The textile industry, while smaller in Germany compared to countries like China or Vietnam, could still face indirect impacts through global market shifts. The US tariffs have caused a ripple effect in China's textile industry, leading to factory shutdowns and worker layoffs. The altered competitive landscape could impact textile employment in Germany through decreased demand or shifting trade flows.
So buckle up, folks! The US-China trade war could spell big trouble for Germany's job market, and it's essential to stay informed about how this global conflict could affect our industries and livelihoods.
Sources: ntv.de, rts, IW, Kiel Institute for the World Economy
[1] More than a third of German companies plan to reduce workforce by 2025 due to worsening economic conditions linked to US tariffs (IW)[2] German exports could fall by 0.2% and economic output could shrink by the same amount due to US-China trade war (Kiel Institute for the World Economy)[3] US tariffs have disrupted China’s textile industry, causing factory shutdowns and worker layoffs (Various sources)
- Given the likely impact of the US-China trade war on Germany's job market, it might be necessary for businesses to revise their community policy to address potential layoffs.

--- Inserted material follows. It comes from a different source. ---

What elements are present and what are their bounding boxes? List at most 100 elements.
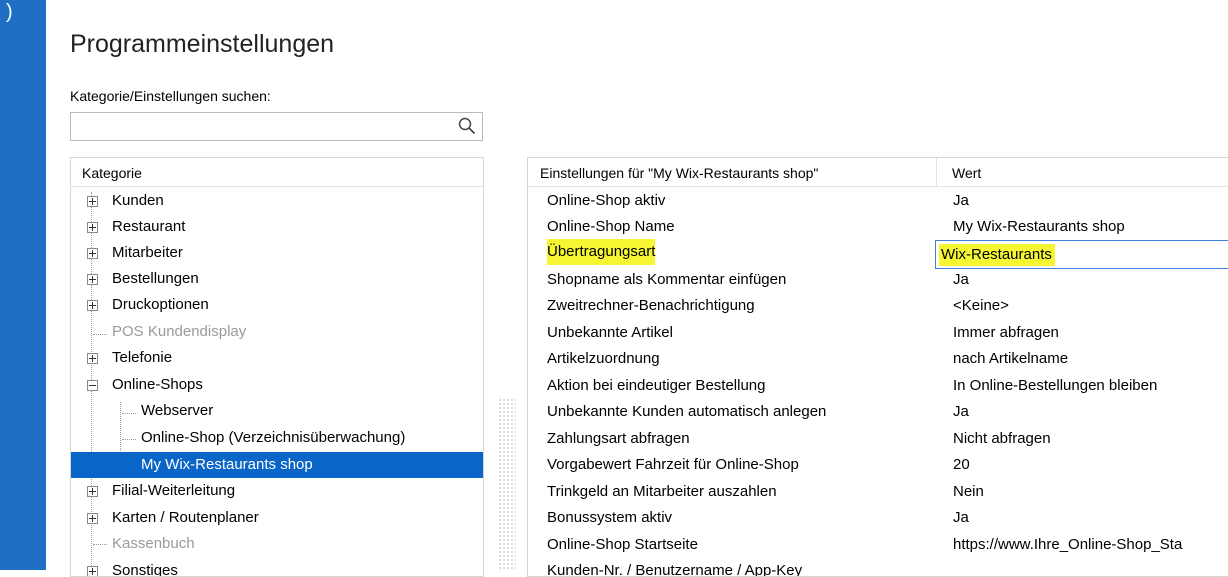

- The employment policy should be expanded to cover industries particularly at risk, such as mechanical engineering, textiles, non-metallic mineral products, electronics, computers, and motor vehicles, as mentioned in the Freiburg report.
- As job losses are likely to be concentrated in the manufacturing sector, employment policies must prioritize support and retraining programs for workers in regions like Upper Franconia, Tubingen, and Freiburg.
- With the potential for reduced demand in sectors like textiles, German companies may need to reevaluate their financing options and implement cost-cutting measures to stay competitive, as suggested by the new circumstances of this global trade conflict.